And Edward Henry accordingly sat down at the front, with Mr. Bryany by his side, and the other two sat behind. But Edward Henry was not quite comfortable. He faintly resented that speech of Brindley's. And yet he did feel that what Brindley had said was true, and he was indeed glad to be in the front chair of a brilliant stage-box on the grand tier, instead of being packed away in the nethermost twilight of the Grand Circle. He wondered how Brindley and Stirling had managed to distinguish his face among the confusion of faces in that distant obscurity; he, Edward Henry, had failed to notice them, even in the prominence of their box. But that they had distinguished him showed how familiar and striking a figure he was. He wondered, too, why they should have invited him to hob-nob with them. He was not of their set. Indeed, like many very eminent men, he was not to any degree in anybody's set. Of one thing he was sure—because he had read it on the [38] self-conscious faces of all three of them—namely, that they had been discussing him. Possibly he had been brought up for Mr. Bryany's inspection as a major lion and character of the district. Well, he did not mind that; nay, he enjoyed that. He could feel Mr. Bryany covertly looking him over. And he thought: "Look, my boy! I make no charge." He smiled and nodded to one or two people who with pride saluted him from the stalls.... It was meet that he should be visible there on that Friday night!

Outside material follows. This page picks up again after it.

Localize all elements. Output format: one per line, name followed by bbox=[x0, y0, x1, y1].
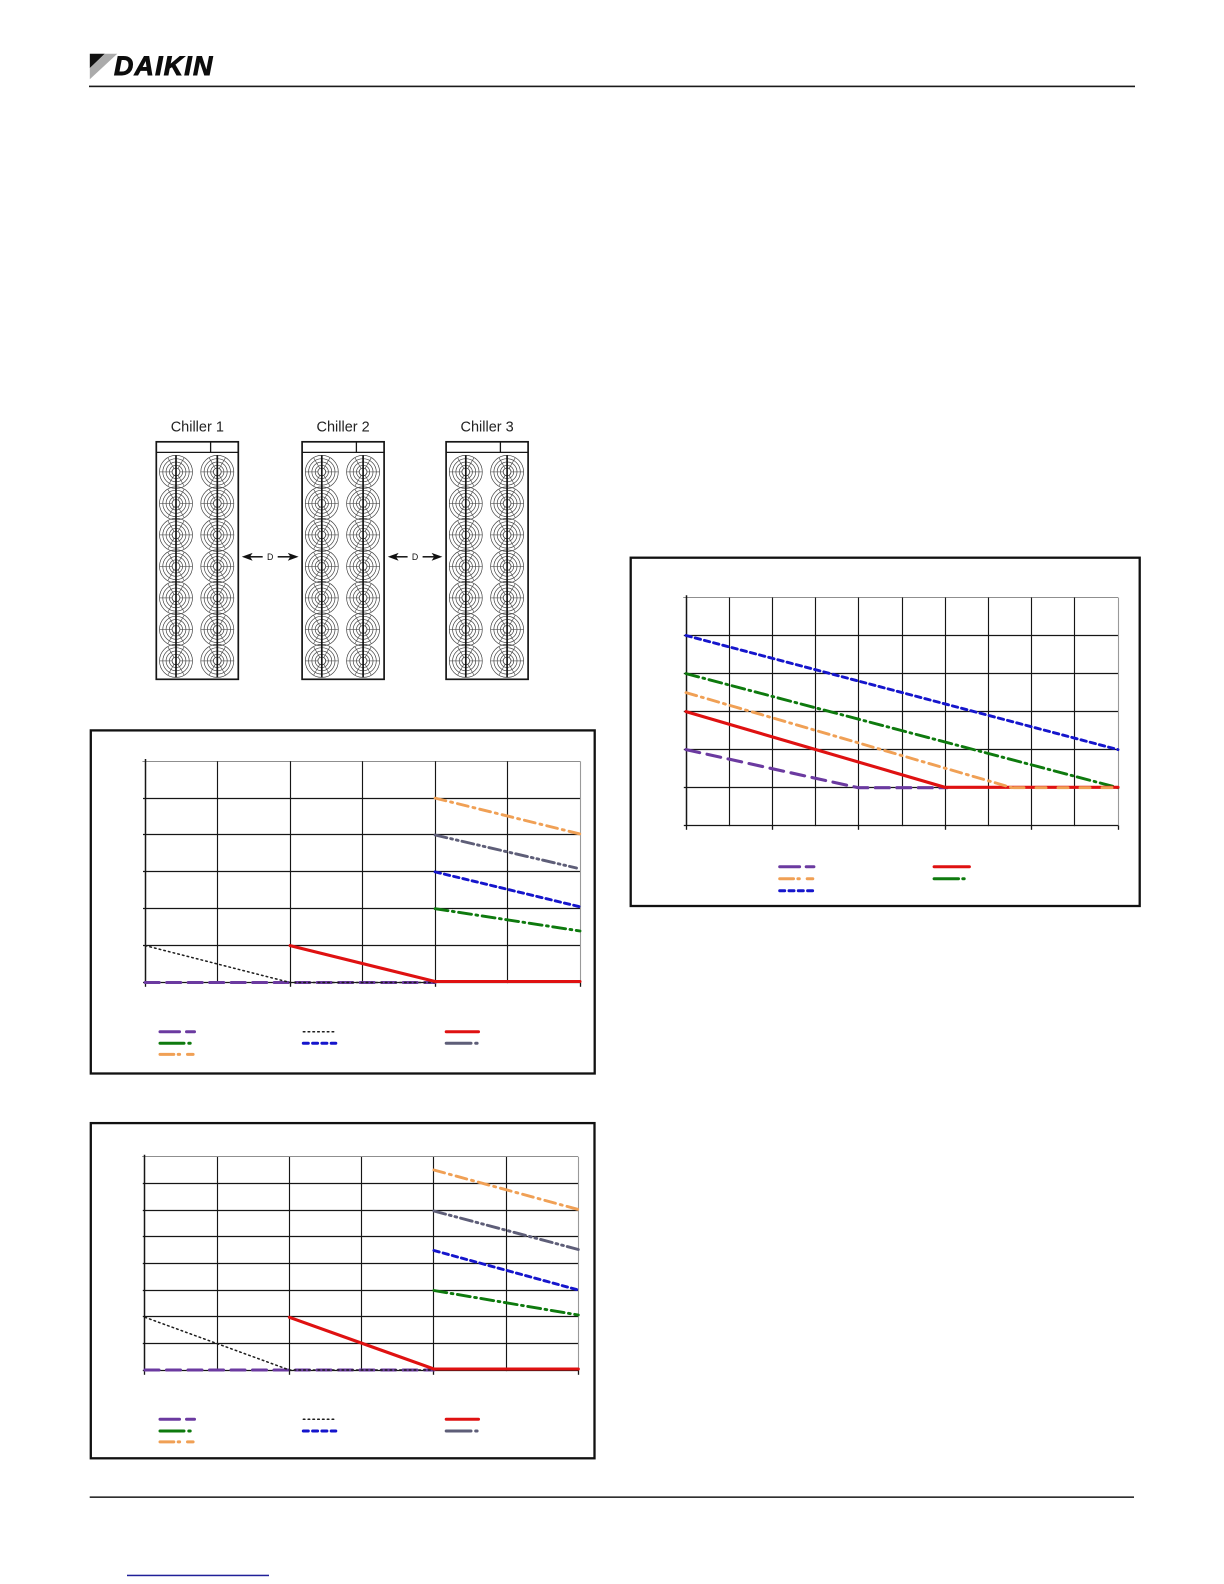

"A full house!" he observed, to break the rather awkward silence of the box, as he glanced round at the magnificent smoke-veiled pageant of the aristocracy and the democracy of the Five Towns, crowded together, tier above gilded tier, up to the dim roof where ragged lads and maids giggled and flirted while waiting for the broken plates to be cleared away and the moving pictures to begin.
"You may say it!" agreed Mr. Bryany, who spoke with a very slight American accent. "Dakins positively hadn't a seat to offer me. I happened to have the evening free. It isn't often I do have a free evening. And so I thought I'd pop in here. But if Dakins hadn't introduced me to these gentlemen my seat would have had to be a standing one."
"So that's how they got to know him, is it?" thought Edward Henry.
And then there was another short silence.
"Hear you've been doing something striking in rubber shares, Machin?" said Brindley at length.
Astonishing how these things got abroad!
"Oh! very little, very little!" Edward Henry laughed modestly. "Too late to do much! In another fortnight the bottom will be all out of the rubber market."
"Of course I'm an Englishman"—Mr. Bryany began.
"Why 'of course'?" Edward Henry interrupted him.